MorphOS Developer
Posts: 1107 from 2003/6/11
From: Białystok...
@igracki
In fact direct connection won't work. First, it is not possible to have multiple
file.output instances writing to one file. This is because every instance creates a process and this process opens the output file in exclusive mode. Then the second (and any further) instance will fail in
NewObject(), as it will be unable to open the file for writing.
On the other hand it is perfectly possible to have multiple
http.stream instances downloading the same resource. While API of the class does not have specific attributes for accessing particular fragment of a resource, it may be easily done with extra header fields (there is an attribute for it). The
http.stream has a set of methods and attributes for getting HTTP header fields from server response and adding additional HTTP fields to a request. Then response may be examined for "Accept-Ranges", and later "Content-Range", also "Range" may be injected in requests. Application should handle 206 and 416 responses. RFC 2616 contains all the details.
So we are able to have multiple
http.stream objects asynchronously downloading different chunks of the same file. Then we need a way to push those chunks into a single
file.output. It needs three features, one is already implemented, two are not:
1. Ability to dynamically disconnect and connect sources on input port. It is fully supported to issue MMM_Pause() to
file.output, connect another input with MediaConnectTagList() and resume operation with MMM_Start().
2. Ability to perform seek in the output file. It is not yet implemented. Without it, we have to write chunks in linear order, so it may happen than some downloading objects will have to wait on other objects. This effectively kills the idea of concurrent downloading. It can be easily implemented with additional attribute.

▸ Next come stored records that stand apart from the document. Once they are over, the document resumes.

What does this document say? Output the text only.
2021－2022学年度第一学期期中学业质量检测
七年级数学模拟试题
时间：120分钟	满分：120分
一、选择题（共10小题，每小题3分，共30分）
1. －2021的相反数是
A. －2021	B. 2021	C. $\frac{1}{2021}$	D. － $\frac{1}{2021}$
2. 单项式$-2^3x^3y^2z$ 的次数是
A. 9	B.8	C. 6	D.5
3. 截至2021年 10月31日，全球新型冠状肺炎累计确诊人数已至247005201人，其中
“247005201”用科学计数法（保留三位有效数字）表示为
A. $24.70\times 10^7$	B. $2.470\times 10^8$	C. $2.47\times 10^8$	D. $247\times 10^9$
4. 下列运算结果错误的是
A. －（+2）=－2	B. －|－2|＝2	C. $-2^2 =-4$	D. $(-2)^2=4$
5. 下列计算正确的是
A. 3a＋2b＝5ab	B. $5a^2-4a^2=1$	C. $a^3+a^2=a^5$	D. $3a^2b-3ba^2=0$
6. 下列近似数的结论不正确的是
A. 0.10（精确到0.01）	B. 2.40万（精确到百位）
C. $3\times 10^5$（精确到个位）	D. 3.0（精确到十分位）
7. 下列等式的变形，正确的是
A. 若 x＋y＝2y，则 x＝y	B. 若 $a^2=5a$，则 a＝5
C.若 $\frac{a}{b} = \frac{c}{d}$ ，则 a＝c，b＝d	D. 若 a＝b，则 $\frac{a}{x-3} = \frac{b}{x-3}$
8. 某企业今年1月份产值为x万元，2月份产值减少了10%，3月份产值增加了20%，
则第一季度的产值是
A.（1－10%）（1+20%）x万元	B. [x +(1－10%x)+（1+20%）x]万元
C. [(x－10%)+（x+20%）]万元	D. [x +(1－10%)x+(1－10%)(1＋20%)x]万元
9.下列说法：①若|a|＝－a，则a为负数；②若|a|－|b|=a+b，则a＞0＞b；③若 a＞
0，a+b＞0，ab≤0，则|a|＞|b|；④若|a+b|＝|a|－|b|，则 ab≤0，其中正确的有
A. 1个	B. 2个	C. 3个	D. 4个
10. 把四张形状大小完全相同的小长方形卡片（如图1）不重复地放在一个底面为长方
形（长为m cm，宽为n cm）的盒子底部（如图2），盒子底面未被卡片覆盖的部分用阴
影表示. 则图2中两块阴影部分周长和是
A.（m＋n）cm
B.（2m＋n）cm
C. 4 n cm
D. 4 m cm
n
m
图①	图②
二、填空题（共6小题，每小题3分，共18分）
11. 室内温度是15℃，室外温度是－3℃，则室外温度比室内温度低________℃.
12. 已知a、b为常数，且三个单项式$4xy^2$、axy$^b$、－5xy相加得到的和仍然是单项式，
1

3. Ability to set the output file size in advance. As you have stated, it decreases fragmentation. This can be done with an attribute, which will read source length and call SetFileSize(). However it is not implemented in the current version.
It should be noted that implementing features 2. and 3. will need some checks. Currently
file.output does only sequential writes, so it can write to things like pipes, consoles, remote filesystems and other DOS pseudodevices. Most of them won't handle Seek() or SetFileSize().
Another important thing is effective buffering. When
file.output is connected to
http.stream and then started, its worker process will pull data from stream synchronously. You can't manipulate the output object until the data block is received and saved.
Then if I was designing a concurrent downloader, I would use only
http.stream instances and handle buffering and writing either directly by application or by writing some clever custom Reggae class with many inputs and one output. The second solution would require the above feature 2. and 3. to be implemented in
file.output. Such Reggae class will launch a thread for every input and then multiplex buffers and change output position accordingly.